向かい側の席に座る青年・白刀は、不機嫌そうに紅茶を飲む。漆黒というよりは若干茶色みがかったくせっ毛、ラフなパンツにTシャツ、薄手の長袖シャツを羽織った装いは、どこかの大学生のような雰囲気を出している。が、実際には、大学どころか高校にも行っていない。
「なんだ、不景気な面をして。食いたいものがあるなら頼んでいいぞ。仕事前だ、がっつり栄養を摂っておけ」
「食欲がない」
「男のくせに、食が細い」
「あんたはよくそんなにがつがつ食えるな」
ジャックの前には大盛りのカレーライスが置かれている。
「これくらい、普通だろう?」
「普通? あんたは普通じゃないよ。普通だったら、殺人の前に食事なんかできるもんか」
「人じゃねえ、相手は人の姿をした悪魔さ。害悪でしかない。害虫駆除に理由がいるか?」
馬鹿なことを言うな、とジャックは笑う。
「もしかして、ずっと物置にぶち込んでたのを怒ってるのか? 仕方ないだろ、最近は仕事がなかったんだから」
「別に、そんなことで怒ってるわけじゃない。いっそずっと埃かぶってたってよかったくらい」
「反抗期か? それとも思春期か? 仕事がいやなんだろう」
「僕はずっと、いやだっていってるだろ」
「馬鹿馬鹿しい。殺人道具のくせに、なにを感傷的になってやがる」
ジャックの言葉に白刀は明らかに気分を害したようで、やや乱暴にカップをソーサーに戻す。

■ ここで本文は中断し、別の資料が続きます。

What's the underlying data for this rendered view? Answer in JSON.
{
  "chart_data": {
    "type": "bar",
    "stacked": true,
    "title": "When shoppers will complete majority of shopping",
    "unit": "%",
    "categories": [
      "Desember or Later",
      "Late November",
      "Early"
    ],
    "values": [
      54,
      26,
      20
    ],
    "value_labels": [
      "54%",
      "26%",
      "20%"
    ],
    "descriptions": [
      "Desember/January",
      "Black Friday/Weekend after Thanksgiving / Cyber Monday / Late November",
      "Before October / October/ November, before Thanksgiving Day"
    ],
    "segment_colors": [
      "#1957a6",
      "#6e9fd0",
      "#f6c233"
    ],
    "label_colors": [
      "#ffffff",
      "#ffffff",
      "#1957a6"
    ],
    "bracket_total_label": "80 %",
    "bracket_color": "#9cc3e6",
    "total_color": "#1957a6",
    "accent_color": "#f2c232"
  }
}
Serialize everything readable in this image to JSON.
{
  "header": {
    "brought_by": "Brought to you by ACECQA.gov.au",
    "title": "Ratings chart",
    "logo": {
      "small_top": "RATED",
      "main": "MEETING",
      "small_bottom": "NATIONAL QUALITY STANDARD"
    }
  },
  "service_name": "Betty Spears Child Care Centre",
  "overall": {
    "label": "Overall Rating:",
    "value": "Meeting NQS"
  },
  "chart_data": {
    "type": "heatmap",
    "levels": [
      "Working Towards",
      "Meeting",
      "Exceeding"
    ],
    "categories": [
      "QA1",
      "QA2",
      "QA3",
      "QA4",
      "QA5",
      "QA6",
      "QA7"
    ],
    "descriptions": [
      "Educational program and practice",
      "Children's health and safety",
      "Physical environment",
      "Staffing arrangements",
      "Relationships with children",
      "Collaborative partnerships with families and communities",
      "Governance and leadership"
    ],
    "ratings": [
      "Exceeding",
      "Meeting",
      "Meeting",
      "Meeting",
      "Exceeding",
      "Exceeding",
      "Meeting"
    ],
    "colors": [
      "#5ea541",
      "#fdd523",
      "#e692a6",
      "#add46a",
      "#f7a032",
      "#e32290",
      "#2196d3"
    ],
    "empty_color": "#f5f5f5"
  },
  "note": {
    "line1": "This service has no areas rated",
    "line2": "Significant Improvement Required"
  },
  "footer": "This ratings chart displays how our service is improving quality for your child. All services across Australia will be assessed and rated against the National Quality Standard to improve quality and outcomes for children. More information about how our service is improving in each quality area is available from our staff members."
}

「お前がどう思っているかは知らないが、所詮、斬るしか能のない妖だってことを、いい加減自覚しろ。こうやって使われる以外に、お前に生き方があるのか?」
「そりゃ……確かに斬るしか能はないけど。斬るにしても、相手は選びたい」
「仕事ってのは相手を選ばないものだ。それともお前はあれか、傷つけるために斬るのと守るために斬るのは違うって考えてるクチか? あんなのは綺麗ごとだ。理由が何だって、『斬る』は『斬る』だ」
「もういい。あんたと話してると気分が悪くなる」
白刀は不愉快そうに席を立つ。
「どこへ行く」
「どうせ、あんたそれ食べるのに時間かかるだろ。待ってる義理はない」
「すぐ仕事だぞ」
「ターゲットの場所もまだ解ってないくせに」
そう言われると、確かにそうだ。彩華町に写真の相手がいることは聞いたが、そこから先は自力で見つけるしかない。そして、ジャックはまだ見つけていない。腹ごしらえの後はまず聞き込みから始めなければならない。
「斬るしか能のない奴の出番じゃないだろ」
そう皮肉を言って、白刀は先に喫茶店を出て行ってしまった。
「……まあ、子どもじゃねえしな」
必要な時に手元にあればそれでいい。ジャックは特に気にせず、食事を続けた。
殺人の前だろうがなんだろうが、カレーは普通に、美味しい。